J’en ai parfaitement conscience, je suis un substitut pour lui. Je suis là pour combler le vide, éponger le chagrin qu’il ressent lorsqu’il pense à elle. Cela ne me dérange pas. J’ai mon utilité. Grâce à moi, il passera peut être à autre chose. Sa douleur s’estompera, petit à petit. Femme-pansement, je me détacherai tout naturellement lorsque la plaie aura cicatrisé. Bien sûr, il me laissera partir, ne cherchera pas à me retenir. Il n’est pas bon de trop s’attacher, d’empêcher la blessure de sécher. Le pansement n’est là, finalement, que pour rassurer, pour cacher la souffrance le temps de l’oublier un peu. Laisser le temps faire son œuvre en pensant à autre chose, comme un bonbon que l’on suçote pour éviter le mal des transports.

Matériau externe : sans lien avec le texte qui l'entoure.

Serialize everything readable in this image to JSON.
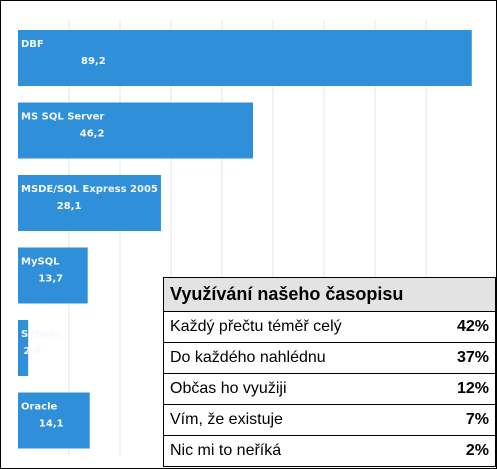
{
  "chart_data": {
    "type": "bar",
    "orientation": "horizontal",
    "categories": [
      "DBF",
      "MS SQL Server",
      "MSDE/SQL Express 2005",
      "MySQL",
      "Sybase",
      "Oracle"
    ],
    "values": [
      89.2,
      46.2,
      28.1,
      13.7,
      2.0,
      14.1
    ],
    "value_labels": [
      "89,2",
      "46,2",
      "28,1",
      "13,7",
      "2,0",
      "14,1"
    ],
    "color": "#2f8fd8",
    "xlim": [
      0,
      92
    ]
  },
  "table": {
    "title": "Využívání našeho časopisu",
    "rows": [
      [
        "Každý přečtu téměř celý",
        "42%"
      ],
      [
        "Do každého nahlédnu",
        "37%"
      ],
      [
        "Občas ho využiji",
        "12%"
      ],
      [
        "Vím, že existuje",
        "7%"
      ],
      [
        "Nic mi to neříká",
        "2%"
      ]
    ]
  }
}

Agréable divertissement, cette relation ne mène à rien, n’a pas d’avenir. Il n’empêche que le temps passé ensemble aura été divertissant, sympathique, reposant. Je ne ferai jamais partie de la liste de ses amours, mais peut qu’un jour, en pensant à moi, il sourira. Peut être qu’il se rappellera, nostalgique, les bons moments cicatrisants qu’il a trouvés au creux de mes bras.

Pour une fois, sois naturel

Arrête de tirer la tronche quand tout le monde s’amuse. Arrête de sourire tout le temps, tu nous fatigues. Tu veux pas te détendre un peu, tu nous stresses, là… Reste pas empoté comme ça, rends-toi donc utile. Mais pourquoi tu me colles comme ça, on dirait de la glu. Depuis quelque temps, t’es distant, j’te plais plus ou bien? Et puis, c’est quoi ta dégaine, là, tu nous fais honte. Avec ton père, on aimerait bien que tu fasses plus d’efforts pour être agréable en famille. Sois gentil avec la voisine, elle est plus petite que toi, tu dois montrer l’exemple. Participe un peu en classe, la maîtresse ne va pas te manger. Et puis c’est quoi, ta pose figée sur la photo, tu pourrais pas être naturel, pour une fois?

De l’autre côté du miroir

De l’autre côté du miroir, Ecila se mire une dernière fois avant de partir en chasse. Jetant un regard hautain au miroir, elle me montre chacune de mes imperfections, elle minimise mes atouts que je croyais certains. Ecila n’a pas besoin de se savoir belle pour sortir. Un coup d’œil sévère sur la réalité lui convient bien. Mais à moi beaucoup moins. Lorsqu’elle scrute d’un air fataliste ses joues rebondies, ce sont mes joues que je sens grosses. Lorsqu’elle tire sur un épi disgracieux, je remarque à quel point ma coiffure est approximative. En passant sa langue sur ses lèvres d’une manière provocante, c’est mon côté carnivore qu’elle dévoile. Et je suis bien obligée de prendre conscience que quand elle part chasser, j’attends avidement son retour, pour une fugace rencontre, croisement de nos routes devant la glace. Je scrute la moindre trace de sang restant, imaginant sa course folle alors que moi, pauvre idiote, je reste là, vivant à travers elle. Perdue dans le miroir à trop vouloir m’y trouver, je lui ai laissé la place, et, il faut bien dire ce qui est, elle assure.